Databricks’ Vector Search capabilities enable efficient retrieval of similar documents based on their embeddings. This is achieved by creating an index within Databricks and storing the vectorized data for fast querying.

Steps:

  1. Store embeddings in a vector index.
  2. Use Databricks’ built-in vector search engine to perform similarity searches.

Code:

# Import Databricks VectorSearch client for vector-based search operations
from databricks.vector_search.client import VectorSearchClient
# Import Databricks VectorSearch client for vector-based search operations
vsc = VectorSearchClient(disable_notice=True)
vector_name = "healthcare_medium"

if len(vsc.list_endpoints()) == 0 or vector_name not in [e['name'] for e in vsc.list_endpoints()['endpoints']]:
vsc.create_endpoint(name=vector_name, endpoint_type="STANDARD")

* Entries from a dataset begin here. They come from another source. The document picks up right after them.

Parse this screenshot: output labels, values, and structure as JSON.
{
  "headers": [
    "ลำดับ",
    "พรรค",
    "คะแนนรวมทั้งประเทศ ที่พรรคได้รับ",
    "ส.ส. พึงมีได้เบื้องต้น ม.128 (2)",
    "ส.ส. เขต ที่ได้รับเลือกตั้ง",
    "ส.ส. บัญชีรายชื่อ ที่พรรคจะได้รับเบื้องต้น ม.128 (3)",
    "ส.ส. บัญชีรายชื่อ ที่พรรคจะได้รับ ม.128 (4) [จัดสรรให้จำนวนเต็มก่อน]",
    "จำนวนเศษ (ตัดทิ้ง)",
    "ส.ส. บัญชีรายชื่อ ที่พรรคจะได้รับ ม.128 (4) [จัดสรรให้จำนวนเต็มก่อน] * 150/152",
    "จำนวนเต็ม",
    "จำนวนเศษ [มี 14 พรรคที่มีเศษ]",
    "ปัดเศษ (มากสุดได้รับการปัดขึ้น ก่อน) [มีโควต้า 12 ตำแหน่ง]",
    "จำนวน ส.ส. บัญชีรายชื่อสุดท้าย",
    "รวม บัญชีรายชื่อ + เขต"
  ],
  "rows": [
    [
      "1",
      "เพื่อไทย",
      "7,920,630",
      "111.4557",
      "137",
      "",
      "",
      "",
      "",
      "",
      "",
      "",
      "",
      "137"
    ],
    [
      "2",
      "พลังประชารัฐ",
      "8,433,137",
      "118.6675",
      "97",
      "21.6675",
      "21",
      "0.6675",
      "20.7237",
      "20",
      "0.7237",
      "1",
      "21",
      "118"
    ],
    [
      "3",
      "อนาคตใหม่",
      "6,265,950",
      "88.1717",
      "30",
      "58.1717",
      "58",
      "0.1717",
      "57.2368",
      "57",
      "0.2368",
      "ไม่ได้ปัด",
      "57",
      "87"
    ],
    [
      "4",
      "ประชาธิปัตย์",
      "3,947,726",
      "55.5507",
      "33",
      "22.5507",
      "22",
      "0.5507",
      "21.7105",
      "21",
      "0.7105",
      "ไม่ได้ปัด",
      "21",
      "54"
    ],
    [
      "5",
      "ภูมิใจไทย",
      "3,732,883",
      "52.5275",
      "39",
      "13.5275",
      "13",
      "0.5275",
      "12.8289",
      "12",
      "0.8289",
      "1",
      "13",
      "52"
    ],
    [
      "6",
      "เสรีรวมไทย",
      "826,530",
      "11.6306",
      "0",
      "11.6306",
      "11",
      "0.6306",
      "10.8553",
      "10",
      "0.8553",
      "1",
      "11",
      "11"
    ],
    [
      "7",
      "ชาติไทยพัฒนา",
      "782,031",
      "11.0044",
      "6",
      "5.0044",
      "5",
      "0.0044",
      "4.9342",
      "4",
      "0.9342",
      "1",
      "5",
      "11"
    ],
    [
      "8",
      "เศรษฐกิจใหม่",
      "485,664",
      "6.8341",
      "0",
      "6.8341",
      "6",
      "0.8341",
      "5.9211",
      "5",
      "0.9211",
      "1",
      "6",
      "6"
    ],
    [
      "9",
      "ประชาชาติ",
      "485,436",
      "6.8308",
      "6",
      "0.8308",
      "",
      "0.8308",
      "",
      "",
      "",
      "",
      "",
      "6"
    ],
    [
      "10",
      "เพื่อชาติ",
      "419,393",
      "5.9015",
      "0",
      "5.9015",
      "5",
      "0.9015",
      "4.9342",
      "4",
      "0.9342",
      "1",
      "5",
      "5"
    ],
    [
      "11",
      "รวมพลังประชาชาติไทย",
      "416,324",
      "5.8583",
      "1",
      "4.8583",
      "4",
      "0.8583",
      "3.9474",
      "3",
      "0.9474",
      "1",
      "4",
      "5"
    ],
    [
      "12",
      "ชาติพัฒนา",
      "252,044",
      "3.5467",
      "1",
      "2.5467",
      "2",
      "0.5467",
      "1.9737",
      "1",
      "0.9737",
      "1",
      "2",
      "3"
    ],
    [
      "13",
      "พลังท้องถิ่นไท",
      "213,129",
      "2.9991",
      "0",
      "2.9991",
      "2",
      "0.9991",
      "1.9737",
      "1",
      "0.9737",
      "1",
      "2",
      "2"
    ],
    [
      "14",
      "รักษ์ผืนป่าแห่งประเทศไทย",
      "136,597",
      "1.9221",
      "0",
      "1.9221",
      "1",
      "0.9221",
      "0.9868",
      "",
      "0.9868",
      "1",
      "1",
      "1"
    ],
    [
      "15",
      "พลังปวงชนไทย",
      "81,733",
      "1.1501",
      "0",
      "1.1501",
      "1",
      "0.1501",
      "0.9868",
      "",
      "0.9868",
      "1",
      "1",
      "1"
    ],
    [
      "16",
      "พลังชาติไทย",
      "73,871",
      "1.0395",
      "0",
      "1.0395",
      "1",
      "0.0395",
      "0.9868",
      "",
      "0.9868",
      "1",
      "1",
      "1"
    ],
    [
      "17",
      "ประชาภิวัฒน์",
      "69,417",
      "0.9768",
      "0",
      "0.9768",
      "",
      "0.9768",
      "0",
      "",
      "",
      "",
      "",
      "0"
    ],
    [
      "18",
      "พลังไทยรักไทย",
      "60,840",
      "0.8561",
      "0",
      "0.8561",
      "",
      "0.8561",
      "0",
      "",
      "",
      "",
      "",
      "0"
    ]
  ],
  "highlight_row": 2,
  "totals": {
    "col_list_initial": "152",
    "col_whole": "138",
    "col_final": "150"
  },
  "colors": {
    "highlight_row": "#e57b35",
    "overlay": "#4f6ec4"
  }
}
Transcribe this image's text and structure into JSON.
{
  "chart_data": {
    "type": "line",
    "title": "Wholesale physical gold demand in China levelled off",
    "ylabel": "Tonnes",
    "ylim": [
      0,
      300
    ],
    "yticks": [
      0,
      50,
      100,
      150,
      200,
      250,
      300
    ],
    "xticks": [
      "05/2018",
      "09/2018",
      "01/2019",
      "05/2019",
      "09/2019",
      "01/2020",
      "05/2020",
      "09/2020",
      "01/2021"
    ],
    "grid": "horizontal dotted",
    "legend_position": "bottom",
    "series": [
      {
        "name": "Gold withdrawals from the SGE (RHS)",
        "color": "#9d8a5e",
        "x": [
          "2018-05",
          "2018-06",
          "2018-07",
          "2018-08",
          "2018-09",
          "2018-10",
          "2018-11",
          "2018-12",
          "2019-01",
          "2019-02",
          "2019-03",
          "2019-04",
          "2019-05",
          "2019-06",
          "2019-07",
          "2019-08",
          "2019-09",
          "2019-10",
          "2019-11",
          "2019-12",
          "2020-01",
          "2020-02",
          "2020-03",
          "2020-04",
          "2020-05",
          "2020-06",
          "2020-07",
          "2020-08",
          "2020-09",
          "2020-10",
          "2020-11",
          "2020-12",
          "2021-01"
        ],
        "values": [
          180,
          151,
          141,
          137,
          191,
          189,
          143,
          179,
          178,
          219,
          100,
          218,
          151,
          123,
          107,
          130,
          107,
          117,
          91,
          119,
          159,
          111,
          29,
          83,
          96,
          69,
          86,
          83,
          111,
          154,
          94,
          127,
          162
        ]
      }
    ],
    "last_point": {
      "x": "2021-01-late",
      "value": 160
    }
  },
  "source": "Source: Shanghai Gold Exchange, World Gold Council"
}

clean_table = f"{catalog_name}.{schema_name}.pdf_clean_embedding"
index_name = f"{catalog_name}.{schema_name}.healthcare_index"

vsc.create_delta_sync_index(
endpoint_name=vector_name,
index_name=index_name,
source_table_name=clean_table,
pipeline_type="TRIGGERED", # Sync needs to be manually triggered
primary_key="id",
embedding_dimension=3072, # Match your model embedding size
embedding_vector_column="embedding"
)

More about Vector Search can be found here.

Note : you need to enable change data feed delta.enableChangeDataFeed = true

Step 6: Testing the Solution

To validate the pipeline I send a query the vector search index with sample inputs.

import mlflow.deployments

question = "How does Australia's healthcare system balance universal access through Medicare with the role of private supplementary insurance, and what benefits do Australians gain from each?"
deploy_client = mlflow.deployments.get_deploy_client("databricks")
response = deploy_client.predict(
endpoint="embedding_aifoundry", inputs={"input": question})
embeddings = [e['embedding'] for e in response.data]

results = vsc.get_index(vector_name, index_name).similarity_search(
query_vector=embeddings[0],
columns=["url", "content"],
num_results=1)

docs = results.get('result', {}).get('data_array', [])
print(docs)

Challenges and Best Practices

  • Data Sensitivity: Ensure de-identification and anonymization of patient information.
  • Real-Time Processing: Use Auto Loader for efficient ingestion of live data streams.
  • Scalability: Leverage Databricks’ distributed computing for handling large datasets.

Conclusion

In this article, we explored the data preparation and processing workflow for a healthcare GEN AI application using Databricks and Azure AI Foundry. By combining cutting-edge tools like Auto Loader, Delta Lake, LlamaIndex, Databricks Model Serving, and vector search, we’ve built a robust pipeline that sets the foundation for AI-powered healthcare solutions.